Letizia Mancino: Ein lyrisches Porträt von Hilde Domin

Mashup von Juliane Duda zu dem Buch von Letizia Mancino: Ein lyrisches Porträt von Hilde Domin

Mancino-Ein lyrisches Porträt von Hilde Domin

EIN LYRISCHES PORTRÄT VON HILDE DOMIN

(…)

Ihren Tätigkeitsdrang erlebten alle Menschen, die in ihrer Nähe standen: Kaum ein Mensch konnte mit ihrer Vitalität konkurrieren. Mit ihren Lesungen war sie fast wöchentlich unterwegs, – auch mit 90 Jahren war sie erstaunlich aktiv – und nahm täglich in Heidelberg an dem kulturellen Leben teil: Sie liebte nicht nur Konzerte, Theater, Kino, Vorträge, Lesungen und Empfänge, sie ging auch gern spazieren: Man traf sie auf steilen Waldwegen, im Schloßgarten oder am sonnigen Philosophenweg.

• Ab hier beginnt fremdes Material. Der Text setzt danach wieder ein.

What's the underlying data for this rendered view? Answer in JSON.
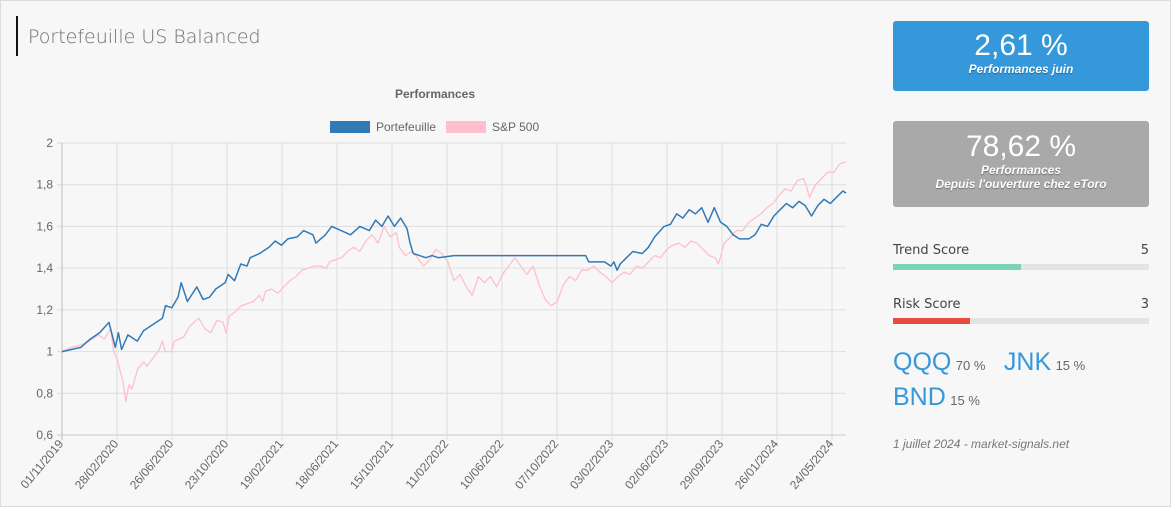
{
  "page": {
    "title": "Portefeuille US Balanced"
  },
  "cards": {
    "monthly": {
      "value": "2,61 %",
      "label": "Performances juin"
    },
    "since_open": {
      "value": "78,62 %",
      "label_line1": "Performances",
      "label_line2": "Depuis l'ouverture chez eToro"
    }
  },
  "scores": {
    "trend": {
      "label": "Trend Score",
      "value": "5",
      "fraction": 0.5,
      "color": "#7dd3b8"
    },
    "risk": {
      "label": "Risk Score",
      "value": "3",
      "fraction": 0.3,
      "color": "#e74c3c"
    }
  },
  "assets": [
    {
      "ticker": "QQQ",
      "weight": "70 %"
    },
    {
      "ticker": "JNK",
      "weight": "15 %"
    },
    {
      "ticker": "BND",
      "weight": "15 %"
    }
  ],
  "footer": "1 juillet 2024 - market-signals.net",
  "chart_data": {
    "type": "line",
    "title": "Performances",
    "legend_position": "top",
    "grid": true,
    "xlabel": "",
    "ylabel": "",
    "ylim": [
      0.6,
      2
    ],
    "y_ticks": [
      "0,6",
      "0,8",
      "1",
      "1,2",
      "1,4",
      "1,6",
      "1,8",
      "2"
    ],
    "y_tick_values": [
      0.6,
      0.8,
      1.0,
      1.2,
      1.4,
      1.6,
      1.8,
      2.0
    ],
    "x_tick_labels": [
      "01/11/2019",
      "28/02/2020",
      "26/06/2020",
      "23/10/2020",
      "19/02/2021",
      "18/06/2021",
      "15/10/2021",
      "11/02/2022",
      "10/06/2022",
      "07/10/2022",
      "03/02/2023",
      "02/06/2023",
      "29/09/2023",
      "26/01/2024",
      "24/05/2024"
    ],
    "x_tick_week_index": [
      0,
      17,
      34,
      51,
      68,
      85,
      102,
      119,
      136,
      153,
      170,
      187,
      204,
      221,
      238
    ],
    "total_weeks": 243,
    "series": [
      {
        "name": "Portefeuille",
        "color": "#3379b7",
        "keypoints": [
          [
            0,
            1.0
          ],
          [
            3,
            1.01
          ],
          [
            6,
            1.02
          ],
          [
            9,
            1.06
          ],
          [
            12,
            1.09
          ],
          [
            15,
            1.14
          ],
          [
            17,
            1.02
          ],
          [
            18,
            1.09
          ],
          [
            19,
            1.01
          ],
          [
            21,
            1.08
          ],
          [
            24,
            1.05
          ],
          [
            26,
            1.1
          ],
          [
            29,
            1.13
          ],
          [
            32,
            1.16
          ],
          [
            33,
            1.22
          ],
          [
            35,
            1.21
          ],
          [
            37,
            1.26
          ],
          [
            38,
            1.33
          ],
          [
            40,
            1.24
          ],
          [
            43,
            1.31
          ],
          [
            45,
            1.25
          ],
          [
            47,
            1.26
          ],
          [
            49,
            1.3
          ],
          [
            52,
            1.33
          ],
          [
            53,
            1.37
          ],
          [
            55,
            1.34
          ],
          [
            57,
            1.42
          ],
          [
            59,
            1.41
          ],
          [
            60,
            1.45
          ],
          [
            63,
            1.47
          ],
          [
            66,
            1.5
          ],
          [
            68,
            1.53
          ],
          [
            70,
            1.51
          ],
          [
            72,
            1.54
          ],
          [
            75,
            1.55
          ],
          [
            77,
            1.58
          ],
          [
            80,
            1.56
          ],
          [
            81,
            1.52
          ],
          [
            84,
            1.56
          ],
          [
            86,
            1.6
          ],
          [
            89,
            1.58
          ],
          [
            92,
            1.56
          ],
          [
            95,
            1.6
          ],
          [
            98,
            1.58
          ],
          [
            100,
            1.63
          ],
          [
            102,
            1.6
          ],
          [
            104,
            1.65
          ],
          [
            106,
            1.6
          ],
          [
            108,
            1.64
          ],
          [
            110,
            1.59
          ],
          [
            111,
            1.52
          ],
          [
            112,
            1.47
          ],
          [
            114,
            1.46
          ],
          [
            116,
            1.45
          ],
          [
            118,
            1.46
          ],
          [
            120,
            1.45
          ],
          [
            125,
            1.46
          ],
          [
            150,
            1.46
          ],
          [
            155,
            1.46
          ],
          [
            158,
            1.46
          ],
          [
            160,
            1.46
          ],
          [
            167,
            1.46
          ],
          [
            168,
            1.43
          ],
          [
            173,
            1.43
          ],
          [
            175,
            1.41
          ],
          [
            176,
            1.43
          ],
          [
            177,
            1.39
          ],
          [
            178,
            1.42
          ],
          [
            180,
            1.45
          ],
          [
            182,
            1.48
          ],
          [
            185,
            1.47
          ],
          [
            187,
            1.5
          ],
          [
            189,
            1.55
          ],
          [
            192,
            1.6
          ],
          [
            194,
            1.61
          ],
          [
            196,
            1.66
          ],
          [
            198,
            1.64
          ],
          [
            200,
            1.68
          ],
          [
            202,
            1.66
          ],
          [
            204,
            1.69
          ],
          [
            206,
            1.62
          ],
          [
            208,
            1.69
          ],
          [
            210,
            1.62
          ],
          [
            212,
            1.6
          ],
          [
            214,
            1.56
          ],
          [
            216,
            1.54
          ],
          [
            219,
            1.54
          ],
          [
            221,
            1.56
          ],
          [
            223,
            1.61
          ],
          [
            225,
            1.6
          ],
          [
            227,
            1.65
          ],
          [
            229,
            1.68
          ],
          [
            231,
            1.71
          ],
          [
            233,
            1.69
          ],
          [
            235,
            1.72
          ],
          [
            237,
            1.7
          ],
          [
            239,
            1.65
          ],
          [
            241,
            1.7
          ],
          [
            243,
            1.73
          ],
          [
            245,
            1.71
          ],
          [
            247,
            1.74
          ],
          [
            249,
            1.77
          ],
          [
            250,
            1.76
          ]
        ]
      },
      {
        "name": "S&P 500",
        "color": "#ffc0cb",
        "keypoints": [
          [
            0,
            1.0
          ],
          [
            3,
            1.02
          ],
          [
            6,
            1.03
          ],
          [
            9,
            1.05
          ],
          [
            12,
            1.08
          ],
          [
            14,
            1.06
          ],
          [
            16,
            1.11
          ],
          [
            17,
            1.0
          ],
          [
            18,
            0.97
          ],
          [
            20,
            0.86
          ],
          [
            21,
            0.76
          ],
          [
            22,
            0.84
          ],
          [
            23,
            0.82
          ],
          [
            25,
            0.92
          ],
          [
            27,
            0.95
          ],
          [
            28,
            0.93
          ],
          [
            30,
            0.97
          ],
          [
            32,
            1.01
          ],
          [
            33,
            1.05
          ],
          [
            34,
            1.0
          ],
          [
            36,
            1.0
          ],
          [
            37,
            1.05
          ],
          [
            40,
            1.07
          ],
          [
            42,
            1.12
          ],
          [
            45,
            1.16
          ],
          [
            47,
            1.11
          ],
          [
            49,
            1.09
          ],
          [
            51,
            1.15
          ],
          [
            53,
            1.14
          ],
          [
            54,
            1.09
          ],
          [
            55,
            1.17
          ],
          [
            57,
            1.19
          ],
          [
            59,
            1.22
          ],
          [
            61,
            1.23
          ],
          [
            63,
            1.24
          ],
          [
            65,
            1.27
          ],
          [
            66,
            1.24
          ],
          [
            67,
            1.29
          ],
          [
            69,
            1.3
          ],
          [
            71,
            1.28
          ],
          [
            73,
            1.31
          ],
          [
            75,
            1.34
          ],
          [
            77,
            1.36
          ],
          [
            79,
            1.39
          ],
          [
            81,
            1.4
          ],
          [
            83,
            1.41
          ],
          [
            85,
            1.41
          ],
          [
            87,
            1.4
          ],
          [
            88,
            1.43
          ],
          [
            90,
            1.44
          ],
          [
            92,
            1.45
          ],
          [
            94,
            1.48
          ],
          [
            96,
            1.5
          ],
          [
            98,
            1.48
          ],
          [
            100,
            1.53
          ],
          [
            102,
            1.56
          ],
          [
            104,
            1.52
          ],
          [
            106,
            1.6
          ],
          [
            108,
            1.55
          ],
          [
            110,
            1.57
          ],
          [
            111,
            1.5
          ],
          [
            113,
            1.46
          ],
          [
            115,
            1.48
          ],
          [
            117,
            1.45
          ],
          [
            119,
            1.41
          ],
          [
            121,
            1.44
          ],
          [
            123,
            1.49
          ],
          [
            125,
            1.47
          ],
          [
            127,
            1.43
          ],
          [
            129,
            1.34
          ],
          [
            131,
            1.37
          ],
          [
            133,
            1.31
          ],
          [
            135,
            1.27
          ],
          [
            137,
            1.36
          ],
          [
            139,
            1.33
          ],
          [
            141,
            1.36
          ],
          [
            143,
            1.31
          ],
          [
            145,
            1.37
          ],
          [
            147,
            1.41
          ],
          [
            149,
            1.45
          ],
          [
            151,
            1.41
          ],
          [
            153,
            1.37
          ],
          [
            155,
            1.41
          ],
          [
            157,
            1.32
          ],
          [
            159,
            1.25
          ],
          [
            161,
            1.22
          ],
          [
            163,
            1.24
          ],
          [
            165,
            1.32
          ],
          [
            167,
            1.36
          ],
          [
            169,
            1.34
          ],
          [
            171,
            1.39
          ],
          [
            173,
            1.39
          ],
          [
            175,
            1.41
          ],
          [
            177,
            1.38
          ],
          [
            179,
            1.36
          ],
          [
            181,
            1.33
          ],
          [
            183,
            1.36
          ],
          [
            185,
            1.38
          ],
          [
            187,
            1.37
          ],
          [
            189,
            1.41
          ],
          [
            191,
            1.4
          ],
          [
            193,
            1.43
          ],
          [
            195,
            1.46
          ],
          [
            197,
            1.45
          ],
          [
            199,
            1.49
          ],
          [
            201,
            1.51
          ],
          [
            203,
            1.52
          ],
          [
            205,
            1.5
          ],
          [
            207,
            1.53
          ],
          [
            209,
            1.52
          ],
          [
            211,
            1.49
          ],
          [
            213,
            1.46
          ],
          [
            215,
            1.45
          ],
          [
            216,
            1.42
          ],
          [
            218,
            1.52
          ],
          [
            220,
            1.55
          ],
          [
            222,
            1.58
          ],
          [
            224,
            1.58
          ],
          [
            226,
            1.62
          ],
          [
            228,
            1.64
          ],
          [
            230,
            1.66
          ],
          [
            232,
            1.69
          ],
          [
            234,
            1.71
          ],
          [
            236,
            1.75
          ],
          [
            238,
            1.78
          ],
          [
            240,
            1.77
          ],
          [
            242,
            1.82
          ],
          [
            244,
            1.83
          ],
          [
            245,
            1.79
          ],
          [
            246,
            1.74
          ],
          [
            248,
            1.8
          ],
          [
            250,
            1.83
          ],
          [
            252,
            1.86
          ],
          [
            254,
            1.86
          ],
          [
            256,
            1.9
          ],
          [
            258,
            1.91
          ]
        ]
      }
    ]
  }
}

Ihr Lebensdurst war groß, ihre Lebensklugheit nicht kleiner: Für die Umsetzung der vielen Projekte, die einen gewöhnlichen Menschen erschöpft hätten, hatte die Dichterin einen Freundeskreis um sich gebildet.
Ihre alten Freundinnen und Freunde waren immer froh, wenn ihre „Hildchen-Nimmersatt“ eine neue Bekanntschaft schloß. Sie waren dankbar, wenn die „alte Dame“ neue Menschen und frische Kräfte für den Freundeskreis holte. Mit Behagen sahen sie, wie sie mich in den Kreis der „Auserwählten“ aufnahm. Dies verdanke ich einem guten Schutzpatron: Wolfgang von Goethe. Er war nämlich der unfreiwillige Vermittler der ersten Begegnung mit Hilde Domin gewesen: Bei der Eröffnung des Jubiläumsjahres 1999 des Dichters traf ich sie zum erstenmal persönlich. Meine künftige Freundin war nicht nur eine berühmte Person, ein begehrter Ehrengast, sondern auch ein aufmerksamer, ja sehr kritischer Zuhörer bei den Veranstaltungen. Ihr Gesichtsausdruck war wie ein Spiegel: Wurde sie müde, bedeutete dies, daß das Vorgetragene schlecht oder uninteressant war.
War sie noch bis zum Schluß quicklebendig, war dies eine Auszeichnung für den Veranstalter.
Bei der langen Eröffnungsfeier des Goethe-Jahres in der historischen Alten Aula der Heidelberger Universität blieb sie ganz munter: Sie hatte sich über meine Worte sogar amüsiert. Vielleicht kommt es nicht sehr oft vor, daß die Vorsitzende einer deutschen Goethe-Gesellschaft eine italienische Malerin ist, die noch dazu mit Witz die pompöse Zeremonie abschließt. Meine spontane Natur ließ mich unbekümmert die steife Atmosphäre der Aula mit einem „Furore-Finale“ auflockern: Nach einer gut einstudierten Inszenierung traten sechs gut aussehende Physikstudenten in die würdige Alte Aula ein: Jeder junge Mann trug eine Flasche Goethe-Wein: Nach Goethes Farbenlehre waren sie einzeln in farbiges Papier verpackt. Sie überreichten sie feierlich Professor Günther Debon, dem großen Gelehrten, der bekanntlich sich mit Goethe – (und dem Goethe; Wein) blendend auskannte.
Der Wein war die öffentliche Anerkennung für seine Vorbereitungen der Jubiläums-Ausstellung:
Goethe und Heidelberg. Goethe schenkte uns auch ein passendes Gedicht, das hervorragend geeignet war, die Schritte unserer Wein-Schenker zu begleiten:

„ERGO BIBAMUS!“:

„Hier sind wir versammelt zu löblichem Tun;
Drum, Brüderchen! Ergo bibamus!
Die Gläser, sie klingen, Gespräche, sie ruhn,
Beherziget Ergo Bibamus!
Das heißt noch ein altes, ein tüchtiges Wort:
Es passet zum Ersten und passet so fort,
Und schallet ein Echo vom festlichen Ort,
Ein herrliches Ergo Bibamus!

(Goethe)

Ich trug das Gedicht mit meinem italienischen Akzent vor: Hilde Domin lächelte.
Mein südliches Temperament gefiel ihr sehr, sie wollte mich kennenlernen:
In der Sammlung fehlte ihr gerade eine italienische Freundin!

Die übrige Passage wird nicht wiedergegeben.